One possibility would be to explicitly skip whitespace (ss >> std::ws), and then to use ss.peek() to find out if a # follows. If yes, use ss.get() to read it and continue, otherwise use ss >> value to read the value.
If the positions of # don't matter, you could also remove all '#' from the line before initializing the stringstream with it.
Usually not worth testing against good()
if (input.good()) {
Unless your next operation is generating an error message or exception. If it is not good all further operations will fail anyway.
Don't test against EOF.
while(getline(data, line) != EOF) {
The result of std::getline() is not an integer. It is a reference to the input stream. The input stream is convertible to a bool like object that can be used in bool a context (like while if etc..). So what you want to do:
while(getline(data, line)) {
I am not sure I would read a line. You could just read a word (since the input is space separated). Using the >> operator on string
std::string word;
while(data >> word) { // reads one space separated word
Now you can test the word to see if it is your special character:
if (word[0] == "#")
If not convert the word into a number.
This is what I would do:
// define a class that will read either value from a stream
class MyValue
{
public:
bool isSpec() const {return isSpecial;}
int value() const {return intValue;}
friend std::istream& operator>>(std::istream& stream, MyValue& data)
{
std::string item;
stream >> item;
if (item[0] == '#') {
data.isSpecial = true;
} else
{ data.isSpecial = false;
data.intValue = atoi(&item[0]);
}
return stream;
}
private:
bool isSpecial;
int intValue;
};
// Now your loop becomes:
MyValue val;
while(file >> val)
{
if (val.isSpec()) { /* Special processing */ }
else { /* We have an integer */ }
}
Maybe you can read all values as std::string and then check if it's "#" or not (and if not - convert to int)
int value;
std::ifstream input("data");
if (input.good()) {
string line;
std::sstream ss(std::stringstream::in | std::stringstream::out);
std::sstream ss2(std::stringstream::in | std::stringstream::out);
while(getline(data, line, '#') {
ss << line;
while(getline(ss, line, ' ') {
ss2 << line;
ss2 >> value
//process values ...
ss2.str("");
}
ss.str("");
}
}
In here we first split the line by the token '#' in the first while loop then in the second while loop we split the line by ' '.
Personally, if your separator is always going to be space regardless of what follows, I'd recommend you just take the input as string and parse from there.
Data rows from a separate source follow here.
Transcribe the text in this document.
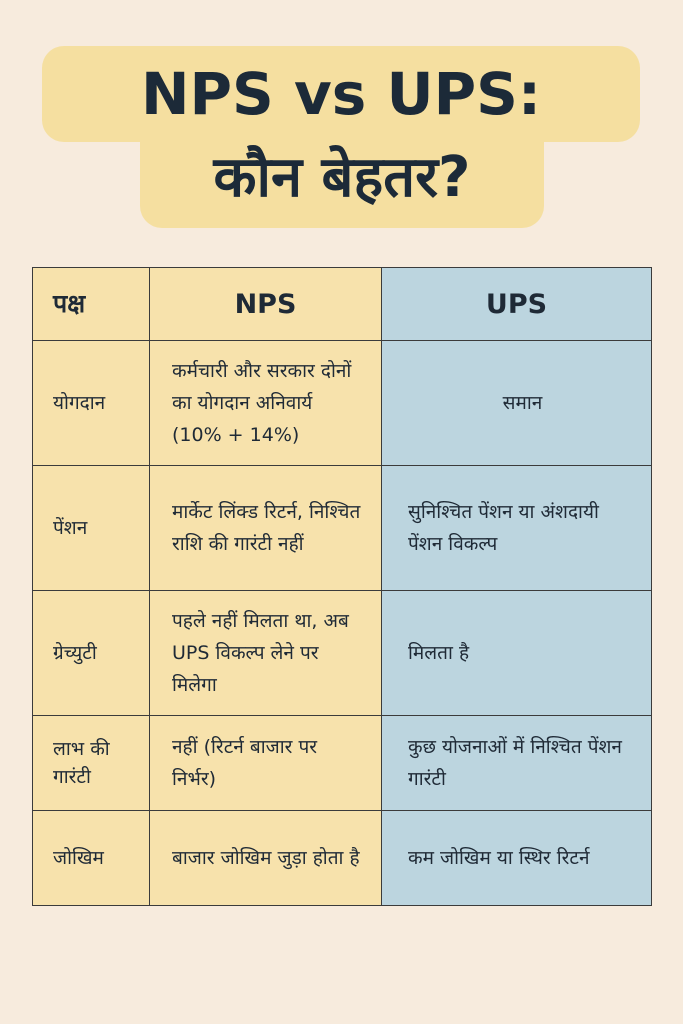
NPS vs UPS:
कौन बेहतर?
पक्ष	NPS	UPS
योगदान	कर्मचारी और सरकार दोनों का योगदान अनिवार्य (10% + 14%)	समान
पेंशन	मार्केट लिंक्ड रिटर्न, निश्चित राशि की गारंटी नहीं	सुनिश्चित पेंशन या अंशदायी पेंशन विकल्प
ग्रेच्युटी	पहले नहीं मिलता था, अब UPS विकल्प लेने पर मिलेगा	मिलता है
लाभ की गारंटी	नहीं (रिटर्न बाजार पर निर्भर)	कुछ योजनाओं में निश्चित पेंशन गारंटी
जोखिम	बाजार जोखिम जुड़ा होता है	कम जोखिम या स्थिर रिटर्न
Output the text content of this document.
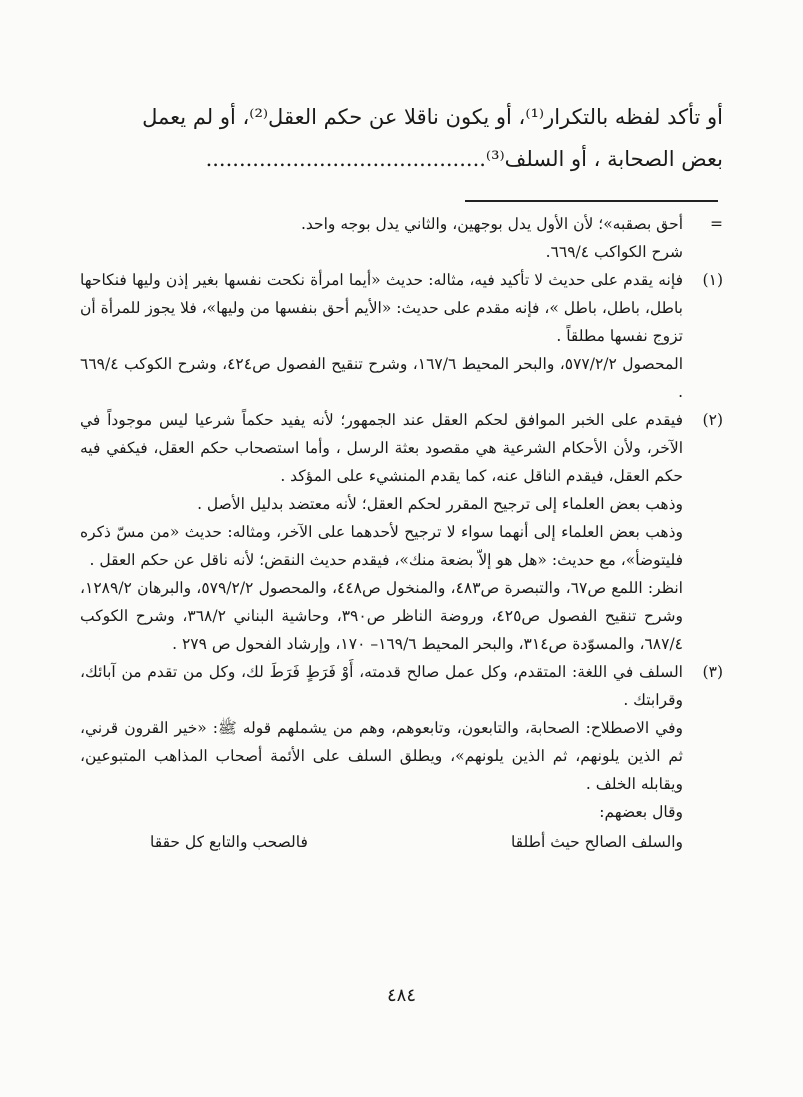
أو تأكد لفظه بالتكرار⁽¹⁾، أو يكون ناقلا عن حكم العقل⁽²⁾، أو لم يعمل

بعض الصحابة ، أو السلف⁽³⁾..........................................

=

أحق بصقبه»؛ لأن الأول يدل بوجهين، والثاني يدل بوجه واحد.

شرح الكواكب ٦٦٩/٤.

(١)

فإنه يقدم على حديث لا تأكيد فيه، مثاله: حديث «أيما امرأة نكحت نفسها بغير إذن وليها فنكاحها باطل، باطل، باطل »، فإنه مقدم على حديث: «الأيم أحق بنفسها من وليها»، فلا يجوز للمرأة أن تزوج نفسها مطلقاً .

المحصول ٥٧٧/٢/٢، والبحر المحيط ١٦٧/٦، وشرح تنقيح الفصول ص٤٢٤، وشرح الكوكب ٦٦٩/٤ .

(٢)

فيقدم على الخبر الموافق لحكم العقل عند الجمهور؛ لأنه يفيد حكماً شرعيا ليس موجوداً في الآخر، ولأن الأحكام الشرعية هي مقصود بعثة الرسل ، وأما استصحاب حكم العقل، فيكفي فيه حكم العقل، فيقدم الناقل عنه، كما يقدم المنشيء على المؤكد .

وذهب بعض العلماء إلى ترجيح المقرر لحكم العقل؛ لأنه معتضد بدليل الأصل .

وذهب بعض العلماء إلى أنهما سواء لا ترجيح لأحدهما على الآخر، ومثاله: حديث «من مسّ ذكره فليتوضأ»، مع حديث: «هل هو إلاّ بضعة منك»، فيقدم حديث النقض؛ لأنه ناقل عن حكم العقل .

انظر: اللمع ص٦٧، والتبصرة ص٤٨٣، والمنخول ص٤٤٨، والمحصول ٥٧٩/٢/٢، والبرهان ١٢٨٩/٢، وشرح تنقيح الفصول ص٤٢٥، وروضة الناظر ص٣٩٠، وحاشية البناني ٣٦٨/٢، وشرح الكوكب ٦٨٧/٤، والمسوّدة ص٣١٤، والبحر المحيط ١٦٩/٦– ١٧٠، وإرشاد الفحول ص ٢٧٩ .

(٣)

السلف في اللغة: المتقدم، وكل عمل صالح قدمته، أَوْ فَرَطٍ فَرَطَ لك، وكل من تقدم من آبائك، وقرابتك .

وفي الاصطلاح: الصحابة، والتابعون، وتابعوهم، وهم من يشملهم قوله ﷺ: «خير القرون قرني، ثم الذين يلونهم، ثم الذين يلونهم»، ويطلق السلف على الأئمة أصحاب المذاهب المتبوعين، ويقابله الخلف .

وقال بعضهم:

والسلف الصالح حيث أطلقا
فالصحب والتابع كل حققا
٤٨٤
That way, you can take the string, see if it's a number or a # and whatnot.
I think you should re-examine your premise that "Calling atoi() on the tokens introduces big overhead-"
There is no magic to std::cin >> val. Under the hood, it ends up calling (something very similar to) atoi.
If your tokens are huge, there might be some overhead to creating a std::string but as you say, the vast majority are numbers (and the rest are #'s) so they should mostly be short.